EF: What is your origin story with pottery? Can you tell us about how you got into it and met Alex?
JV: I studied art in college, and as a part of that got introduced to wheel throwing in my last year. Right before I graduated, I came across an article in a magazine about Mark Hewitt, a potter in North Carolina who took apprentices. That model of learning really tickled my fancy, so I asked around about opportunities to be an apprentice and through some lucky timing, got a job working for Daniel Johnston, one of Mark's earlier students. Alex was just finishing up his apprenticeship with Mark when I was starting mine with Daniel so we met through our pottery lineage. I think we first met when Alex and Connie came down to Seagrove for dinner at Daniel's place.

EF: What has your return to throwing pottery for East Fork Workshop been like for you?
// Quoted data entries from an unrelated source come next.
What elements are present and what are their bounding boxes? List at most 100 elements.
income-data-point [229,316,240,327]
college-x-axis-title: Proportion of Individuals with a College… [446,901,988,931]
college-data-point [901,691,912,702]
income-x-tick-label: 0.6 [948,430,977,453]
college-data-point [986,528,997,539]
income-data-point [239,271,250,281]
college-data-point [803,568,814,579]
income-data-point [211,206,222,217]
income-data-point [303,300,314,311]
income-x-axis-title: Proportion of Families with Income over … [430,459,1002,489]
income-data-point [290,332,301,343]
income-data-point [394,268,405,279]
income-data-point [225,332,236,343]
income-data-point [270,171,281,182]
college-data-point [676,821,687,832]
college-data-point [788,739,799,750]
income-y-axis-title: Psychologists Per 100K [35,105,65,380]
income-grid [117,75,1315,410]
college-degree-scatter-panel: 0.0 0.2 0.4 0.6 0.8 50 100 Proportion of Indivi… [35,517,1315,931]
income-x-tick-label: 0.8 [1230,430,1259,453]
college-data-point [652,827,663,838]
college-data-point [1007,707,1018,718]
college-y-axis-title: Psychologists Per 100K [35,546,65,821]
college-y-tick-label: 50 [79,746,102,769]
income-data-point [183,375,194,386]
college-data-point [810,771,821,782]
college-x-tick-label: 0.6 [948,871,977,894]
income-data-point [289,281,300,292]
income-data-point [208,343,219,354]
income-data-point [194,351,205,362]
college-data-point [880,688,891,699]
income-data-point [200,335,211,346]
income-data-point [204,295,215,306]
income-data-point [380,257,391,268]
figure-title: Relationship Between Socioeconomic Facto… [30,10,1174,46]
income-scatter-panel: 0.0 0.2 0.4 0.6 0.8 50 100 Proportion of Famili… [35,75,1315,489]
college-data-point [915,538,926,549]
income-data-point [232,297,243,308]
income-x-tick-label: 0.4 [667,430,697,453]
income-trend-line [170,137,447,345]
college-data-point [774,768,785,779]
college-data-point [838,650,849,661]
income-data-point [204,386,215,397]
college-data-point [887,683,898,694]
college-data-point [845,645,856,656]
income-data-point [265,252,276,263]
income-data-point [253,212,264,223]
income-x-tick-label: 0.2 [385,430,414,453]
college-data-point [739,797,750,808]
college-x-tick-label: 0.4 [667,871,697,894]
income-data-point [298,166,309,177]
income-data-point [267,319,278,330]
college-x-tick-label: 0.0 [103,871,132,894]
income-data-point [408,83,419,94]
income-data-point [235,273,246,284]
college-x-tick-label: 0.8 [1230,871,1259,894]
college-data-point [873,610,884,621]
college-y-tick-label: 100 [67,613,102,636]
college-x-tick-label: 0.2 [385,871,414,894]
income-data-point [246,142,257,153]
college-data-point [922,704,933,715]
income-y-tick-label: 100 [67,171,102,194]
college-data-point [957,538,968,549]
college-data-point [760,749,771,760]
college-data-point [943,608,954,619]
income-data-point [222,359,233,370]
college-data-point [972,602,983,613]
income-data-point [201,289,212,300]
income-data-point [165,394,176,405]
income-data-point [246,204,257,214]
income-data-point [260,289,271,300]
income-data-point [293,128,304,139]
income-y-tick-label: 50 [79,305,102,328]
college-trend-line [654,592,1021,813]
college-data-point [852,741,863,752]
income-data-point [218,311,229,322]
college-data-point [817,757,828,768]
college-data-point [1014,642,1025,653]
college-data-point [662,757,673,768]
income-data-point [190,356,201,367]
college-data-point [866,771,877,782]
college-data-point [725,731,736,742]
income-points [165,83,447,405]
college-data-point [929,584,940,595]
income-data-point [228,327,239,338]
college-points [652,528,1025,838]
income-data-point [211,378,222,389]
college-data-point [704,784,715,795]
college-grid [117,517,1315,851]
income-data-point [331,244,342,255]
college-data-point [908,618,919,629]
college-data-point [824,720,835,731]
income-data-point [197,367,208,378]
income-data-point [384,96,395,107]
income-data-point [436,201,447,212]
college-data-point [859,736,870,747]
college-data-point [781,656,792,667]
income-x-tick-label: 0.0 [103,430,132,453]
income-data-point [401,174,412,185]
JV: I'm glad we've hung onto some element of hand throwing throughout our whole journey, but it hasn't always been easy to fit it in alongside the factory production. All of the factory processes are so fine tuned, when we introduce one-off pieces that are hand thrown into that environment, it inevitably makes for some friction: kiln capacity constraints, new flaws unique to hand thrown items, altered glaze application methods, etc. So prior to the storm, Alex, Mike Ball and I were starting to work on a new line of hand thrown pots that we could make completely separate from the normal factory workflow in a small electric kiln we had at the Fairview site. So I was having a fun time designing new clay/glaze combos for the electric kiln and new forms, and we had settled on this nice toasty red slipware look that we were going to introduce in the holiday season of 2024. But Helene completely flooded the Fairview location and destroyed the electric kiln we were using. I would love to get back to that electric-fired line one day, but for now I'm excited to be making pots in normal factory glazes. I think the pitchers look nice and cohesive with our factory pots this way, whereas the electric line was more of a standalone.